H-R diagram of 47 Tucanae
I started off my last post talking about the well-known properties of globular clusters, but I chose not to dive into the details of the stars inside the clusters. The stars really deserve an article all to themselves. Now is the time for that article.
Basically all of the stars in a globular cluster have the same age and formed under the same conditions. Observations of a globular cluster are a snapshot of one point along the evolutionary track of all these stars. Each star will have well defined properties depending on its mass and the age of the cluster. In the early 1900's, Ejnar Herstzprung and Henry Norris Russell made the first observations of this age and mass relation, thus earning the honor of having the model named after them. Not to be confused with more common corporate acronym, we now refer to the model describing the brightness and color of stars as the Hertzsprung-Russell diagram, or H-R diagram.
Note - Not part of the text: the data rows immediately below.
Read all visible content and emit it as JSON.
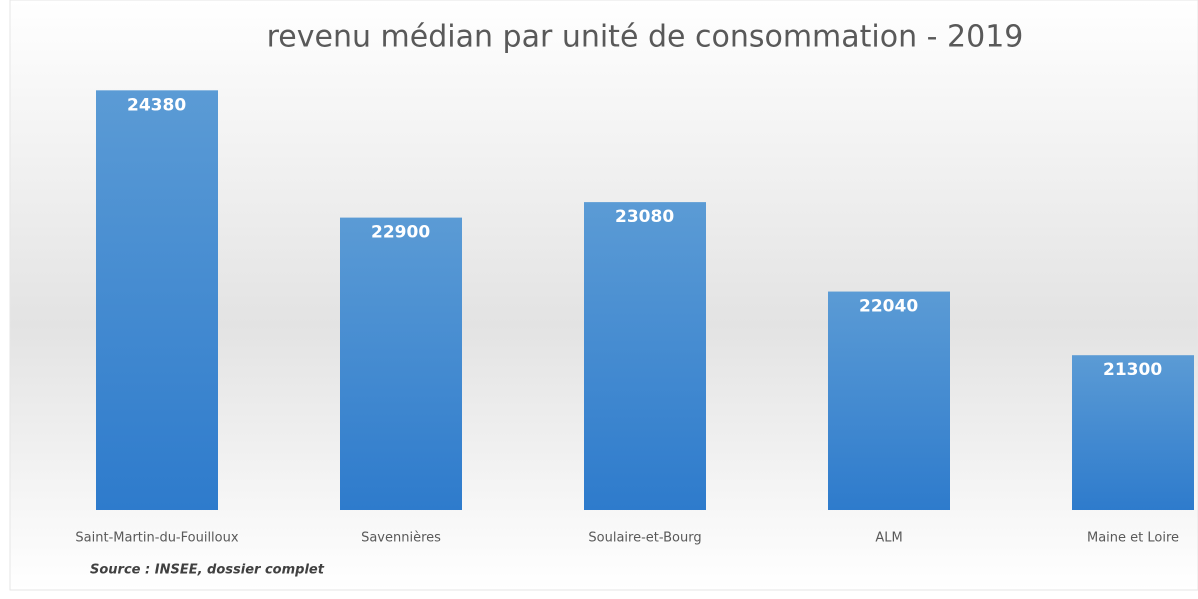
{
  "chart_data": {
    "type": "bar",
    "title": "revenu médian par unité de consommation - 2019",
    "annotation": "Source : INSEE, dossier complet",
    "categories": [
      "Saint-Martin-du-Fouilloux",
      "Savennières",
      "Soulaire-et-Bourg",
      "ALM",
      "Maine et Loire"
    ],
    "values": [
      24380,
      22900,
      23080,
      22040,
      21300
    ],
    "color": "#5b9bd5",
    "ylim": [
      19500,
      25000
    ]
  }
}
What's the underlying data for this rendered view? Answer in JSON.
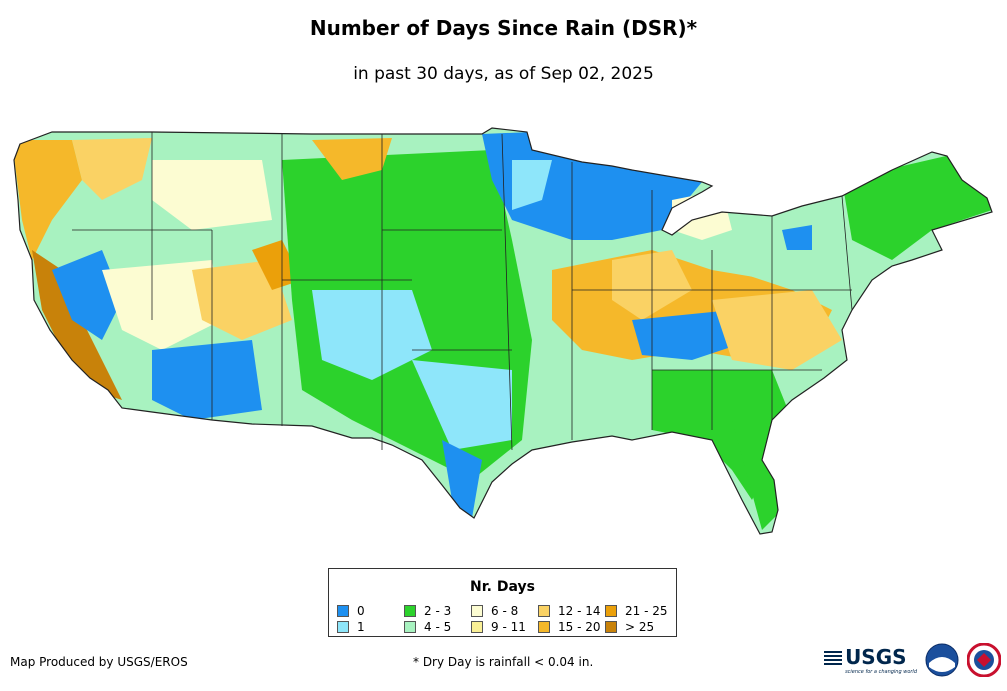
{
  "header": {
    "title": "Number of Days Since Rain (DSR)*",
    "subtitle": "in past 30 days, as of Sep 02, 2025"
  },
  "legend": {
    "title": "Nr. Days",
    "items": [
      {
        "label": "0",
        "color": "#1e90f0"
      },
      {
        "label": "1",
        "color": "#8ee6fa"
      },
      {
        "label": "2 - 3",
        "color": "#2cd22c"
      },
      {
        "label": "4 - 5",
        "color": "#a8f2c0"
      },
      {
        "label": "6 - 8",
        "color": "#fcfcd2"
      },
      {
        "label": "9 - 11",
        "color": "#faf096"
      },
      {
        "label": "12 - 14",
        "color": "#fad264"
      },
      {
        "label": "15 - 20",
        "color": "#f5b82a"
      },
      {
        "label": "21 - 25",
        "color": "#eba00a"
      },
      {
        "label": "> 25",
        "color": "#c8820a"
      }
    ]
  },
  "footer": {
    "credit": "Map Produced by USGS/EROS",
    "footnote": "* Dry Day is rainfall < 0.04 in.",
    "logos": {
      "usgs": "USGS",
      "usgs_tagline": "science for a changing world"
    }
  }
}
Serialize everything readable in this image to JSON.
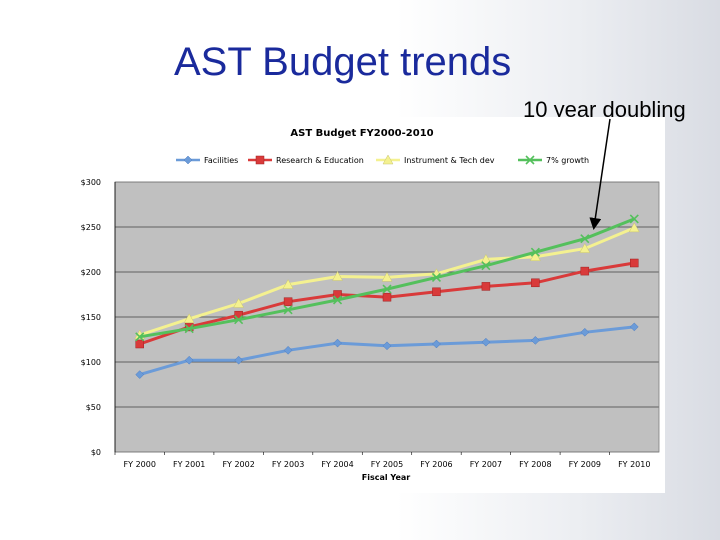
{
  "slide": {
    "title": "AST Budget trends",
    "callout": "10 year doubling"
  },
  "chart_data": {
    "type": "line",
    "title": "AST Budget FY2000-2010",
    "xlabel": "Fiscal Year",
    "ylabel": "",
    "categories": [
      "FY 2000",
      "FY 2001",
      "FY 2002",
      "FY 2003",
      "FY 2004",
      "FY 2005",
      "FY 2006",
      "FY 2007",
      "FY 2008",
      "FY 2009",
      "FY 2010"
    ],
    "ylim": [
      0,
      300
    ],
    "yticks": [
      0,
      50,
      100,
      150,
      200,
      250,
      300
    ],
    "ytick_labels": [
      "$0",
      "$50",
      "$100",
      "$150",
      "$200",
      "$250",
      "$300"
    ],
    "grid": true,
    "legend_position": "top",
    "plot_background": "#c0c0c0",
    "series": [
      {
        "name": "Facilities",
        "color": "#6b9bd8",
        "marker": "diamond",
        "values": [
          86,
          102,
          102,
          113,
          121,
          118,
          120,
          122,
          124,
          133,
          139
        ]
      },
      {
        "name": "Research & Education",
        "color": "#d93a3a",
        "marker": "square",
        "values": [
          120,
          139,
          152,
          167,
          175,
          172,
          178,
          184,
          188,
          201,
          210
        ]
      },
      {
        "name": "Instrument & Tech dev",
        "color": "#f4f190",
        "marker": "triangle",
        "values": [
          130,
          148,
          165,
          186,
          195,
          194,
          198,
          214,
          217,
          226,
          249
        ]
      },
      {
        "name": "7% growth",
        "color": "#54c05c",
        "marker": "x",
        "values": [
          128,
          137,
          147,
          158,
          169,
          181,
          194,
          207,
          222,
          237,
          259
        ]
      }
    ]
  }
}
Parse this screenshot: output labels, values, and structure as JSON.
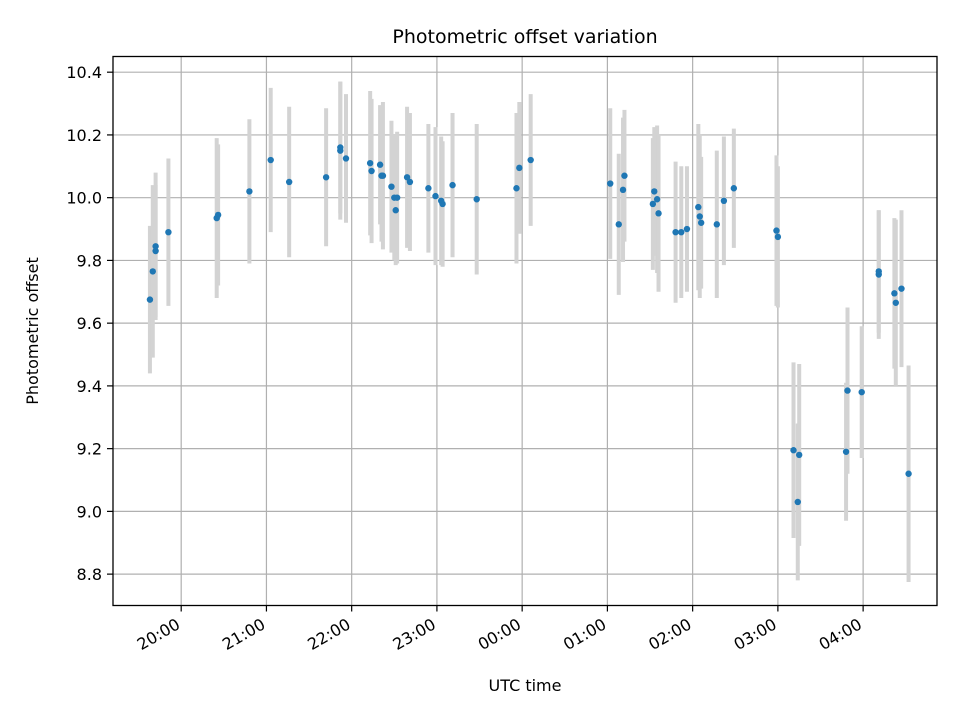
{
  "chart_data": {
    "type": "scatter",
    "title": "Photometric offset variation",
    "xlabel": "UTC time",
    "ylabel": "Photometric offset",
    "x_axis_kind": "time",
    "xlim": [
      "19:12",
      "04:52"
    ],
    "ylim": [
      8.7,
      10.45
    ],
    "grid": true,
    "x_ticks": [
      "20:00",
      "21:00",
      "22:00",
      "23:00",
      "00:00",
      "01:00",
      "02:00",
      "03:00",
      "04:00"
    ],
    "y_ticks": [
      "8.8",
      "9.0",
      "9.2",
      "9.4",
      "9.6",
      "9.8",
      "10.0",
      "10.2",
      "10.4"
    ],
    "colors": {
      "point": "#1f77b4",
      "errorbar": "#d3d3d3",
      "grid": "#b0b0b0"
    },
    "series": [
      {
        "x": [
          "19:38",
          "19:40",
          "19:42",
          "19:42",
          "19:51",
          "20:25",
          "20:26",
          "20:48",
          "21:03",
          "21:16",
          "21:42",
          "21:52",
          "21:52",
          "21:56",
          "22:13",
          "22:14",
          "22:20",
          "22:21",
          "22:22",
          "22:28",
          "22:30",
          "22:31",
          "22:32",
          "22:39",
          "22:41",
          "22:54",
          "22:59",
          "23:03",
          "23:04",
          "23:11",
          "23:28",
          "23:56",
          "23:58",
          "00:06",
          "01:02",
          "01:08",
          "01:11",
          "01:12",
          "01:32",
          "01:33",
          "01:35",
          "01:36",
          "01:48",
          "01:52",
          "01:56",
          "02:04",
          "02:05",
          "02:06",
          "02:17",
          "02:22",
          "02:29",
          "02:59",
          "03:00",
          "03:11",
          "03:14",
          "03:15",
          "03:48",
          "03:49",
          "03:59",
          "04:11",
          "04:11",
          "04:22",
          "04:23",
          "04:27",
          "04:32"
        ],
        "y": [
          9.675,
          9.765,
          9.83,
          9.845,
          9.89,
          9.935,
          9.945,
          10.02,
          10.12,
          10.05,
          10.065,
          10.16,
          10.15,
          10.125,
          10.11,
          10.085,
          10.105,
          10.07,
          10.07,
          10.035,
          10.0,
          9.96,
          10.0,
          10.065,
          10.05,
          10.03,
          10.005,
          9.99,
          9.98,
          10.04,
          9.995,
          10.03,
          10.095,
          10.12,
          10.045,
          9.915,
          10.025,
          10.07,
          9.98,
          10.02,
          9.995,
          9.95,
          9.89,
          9.89,
          9.9,
          9.97,
          9.94,
          9.92,
          9.915,
          9.99,
          10.03,
          9.895,
          9.875,
          9.195,
          9.03,
          9.18,
          9.19,
          9.385,
          9.38,
          9.755,
          9.765,
          9.695,
          9.665,
          9.71,
          9.12
        ],
        "err": [
          0.235,
          0.275,
          0.21,
          0.235,
          0.235,
          0.255,
          0.225,
          0.23,
          0.23,
          0.24,
          0.22,
          0.21,
          0.22,
          0.205,
          0.23,
          0.23,
          0.19,
          0.21,
          0.235,
          0.21,
          0.2,
          0.175,
          0.21,
          0.225,
          0.22,
          0.205,
          0.22,
          0.205,
          0.2,
          0.23,
          0.24,
          0.24,
          0.21,
          0.21,
          0.24,
          0.225,
          0.23,
          0.21,
          0.21,
          0.205,
          0.235,
          0.25,
          0.225,
          0.21,
          0.2,
          0.265,
          0.26,
          0.21,
          0.235,
          0.205,
          0.19,
          0.24,
          0.225,
          0.28,
          0.25,
          0.29,
          0.22,
          0.265,
          0.21,
          0.205,
          0.195,
          0.24,
          0.265,
          0.25,
          0.345
        ]
      }
    ]
  }
}
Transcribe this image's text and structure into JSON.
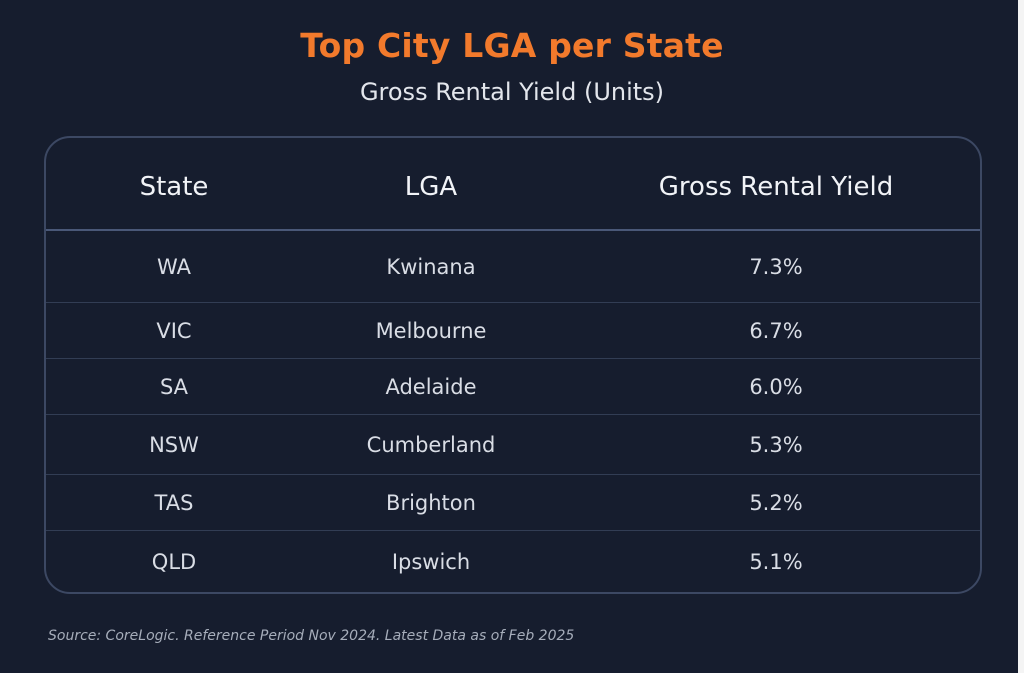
{
  "chart_data": {
    "type": "table",
    "title": "Top City LGA per State",
    "subtitle": "Gross Rental Yield (Units)",
    "columns": [
      "State",
      "LGA",
      "Gross Rental Yield"
    ],
    "rows": [
      [
        "WA",
        "Kwinana",
        "7.3%"
      ],
      [
        "VIC",
        "Melbourne",
        "6.7%"
      ],
      [
        "SA",
        "Adelaide",
        "6.0%"
      ],
      [
        "NSW",
        "Cumberland",
        "5.3%"
      ],
      [
        "TAS",
        "Brighton",
        "5.2%"
      ],
      [
        "QLD",
        "Ipswich",
        "5.1%"
      ]
    ],
    "values": [
      7.3,
      6.7,
      6.0,
      5.3,
      5.2,
      5.1
    ],
    "source": "Source: CoreLogic. Reference Period Nov 2024. Latest Data as of Feb 2025"
  },
  "colors": {
    "background": "#161d2e",
    "title": "#f27a2c",
    "border": "#3c4863"
  }
}
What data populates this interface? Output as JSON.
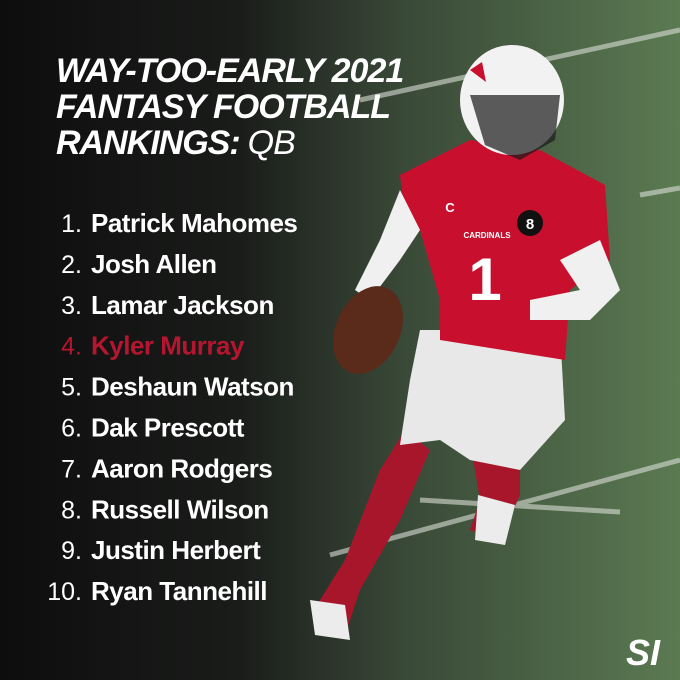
{
  "title": {
    "lines": [
      "WAY-TOO-EARLY 2021",
      "FANTASY FOOTBALL",
      "RANKINGS:"
    ],
    "position": "QB"
  },
  "rankings": [
    {
      "rank": "1.",
      "name": "Patrick Mahomes",
      "color": "#ffffff"
    },
    {
      "rank": "2.",
      "name": "Josh Allen",
      "color": "#ffffff"
    },
    {
      "rank": "3.",
      "name": "Lamar Jackson",
      "color": "#ffffff"
    },
    {
      "rank": "4.",
      "name": "Kyler Murray",
      "color": "#b5162f"
    },
    {
      "rank": "5.",
      "name": "Deshaun Watson",
      "color": "#ffffff"
    },
    {
      "rank": "6.",
      "name": "Dak Prescott",
      "color": "#ffffff"
    },
    {
      "rank": "7.",
      "name": "Aaron Rodgers",
      "color": "#ffffff"
    },
    {
      "rank": "8.",
      "name": "Russell Wilson",
      "color": "#ffffff"
    },
    {
      "rank": "9.",
      "name": "Justin Herbert",
      "color": "#ffffff"
    },
    {
      "rank": "10.",
      "name": "Ryan Tannehill",
      "color": "#ffffff"
    }
  ],
  "jersey": {
    "team": "CARDINALS",
    "number": "1",
    "patch": "8",
    "captain": "C"
  },
  "logo": "SI"
}
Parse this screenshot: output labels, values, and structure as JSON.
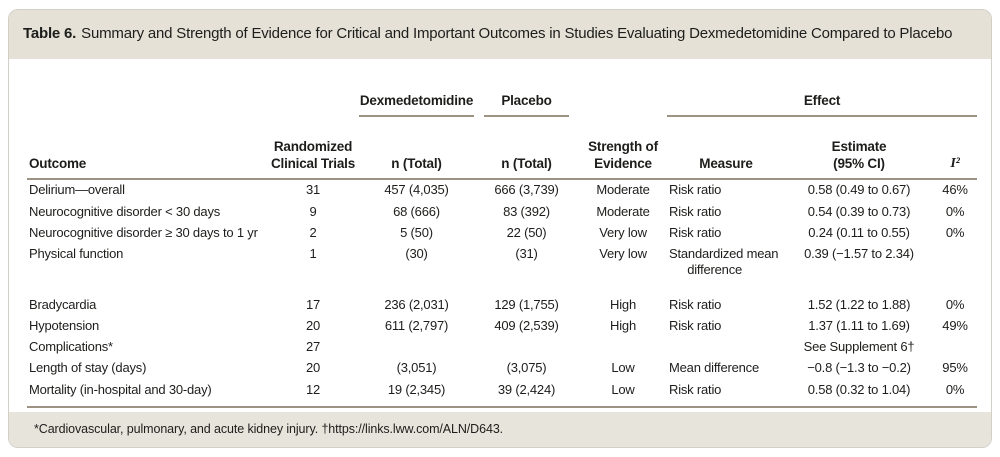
{
  "title": {
    "label": "Table 6.",
    "text": "Summary and Strength of Evidence for Critical and Important Outcomes in Studies Evaluating Dexmedetomidine Compared to Placebo"
  },
  "table": {
    "group_headers": [
      {
        "label": "Dexmedetomidine"
      },
      {
        "label": "Placebo"
      },
      {
        "label": "Effect"
      }
    ],
    "columns": [
      "Outcome",
      "Randomized\nClinical Trials",
      "n (Total)",
      "n (Total)",
      "Strength of\nEvidence",
      "Measure",
      "Estimate\n(95% CI)",
      "I²"
    ],
    "rows": [
      [
        "Delirium—overall",
        "31",
        "457 (4,035)",
        "666 (3,739)",
        "Moderate",
        "Risk ratio",
        "0.58 (0.49 to 0.67)",
        "46%"
      ],
      [
        "Neurocognitive disorder < 30 days",
        "9",
        "68 (666)",
        "83 (392)",
        "Moderate",
        "Risk ratio",
        "0.54 (0.39 to 0.73)",
        "0%"
      ],
      [
        "Neurocognitive disorder ≥ 30 days to 1 yr",
        "2",
        "5 (50)",
        "22 (50)",
        "Very low",
        "Risk ratio",
        "0.24 (0.11 to 0.55)",
        "0%"
      ],
      [
        "Physical function",
        "1",
        "(30)",
        "(31)",
        "Very low",
        "Standardized mean difference",
        "0.39 (−1.57 to 2.34)",
        ""
      ],
      [
        "Bradycardia",
        "17",
        "236 (2,031)",
        "129 (1,755)",
        "High",
        "Risk ratio",
        "1.52 (1.22 to 1.88)",
        "0%"
      ],
      [
        "Hypotension",
        "20",
        "611 (2,797)",
        "409 (2,539)",
        "High",
        "Risk ratio",
        "1.37 (1.11 to 1.69)",
        "49%"
      ],
      [
        "Complications*",
        "27",
        "",
        "",
        "",
        "",
        "See Supplement 6†",
        ""
      ],
      [
        "Length of stay (days)",
        "20",
        "(3,051)",
        "(3,075)",
        "Low",
        "Mean difference",
        "−0.8 (−1.3 to −0.2)",
        "95%"
      ],
      [
        "Mortality (in-hospital and 30-day)",
        "12",
        "19 (2,345)",
        "39 (2,424)",
        "Low",
        "Risk ratio",
        "0.58 (0.32 to 1.04)",
        "0%"
      ]
    ],
    "section_break_after_row": 3
  },
  "footnote": "*Cardiovascular, pulmonary, and acute kidney injury. †https://links.lww.com/ALN/D643.",
  "colors": {
    "title_band": "#e5e1d6",
    "footnote_band": "#e7e4dc",
    "rule": "#9c9383",
    "text": "#1d1d1b",
    "panel_border": "#d2cfc6"
  }
}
The H-R diagram shows the relationship between the brightness of a star and its color. In the figure at the top of this page, the y-axis shows the brightness of the stars in the cluster. The brightest stars are represented by the dots at the top of the figure. The faintest stars are near the bottom. The x-axis shows the color of these stars – red stars are on the right and blue stars are on the left.
All stars start on the main sequence, regardless of their mass. A star on the main sequence is burning hydrogen in its core. The more massive main sequence stars burn much more hydrogen, making them hotter, bluer, and brighter than the lower mass stars. The main sequence stars can be seen as the dots below the objects labeled “subgiant branch” in the H-R diagram at the top of the page. You should be able to see the bluer-brighter relationship that describes the main sequence stars.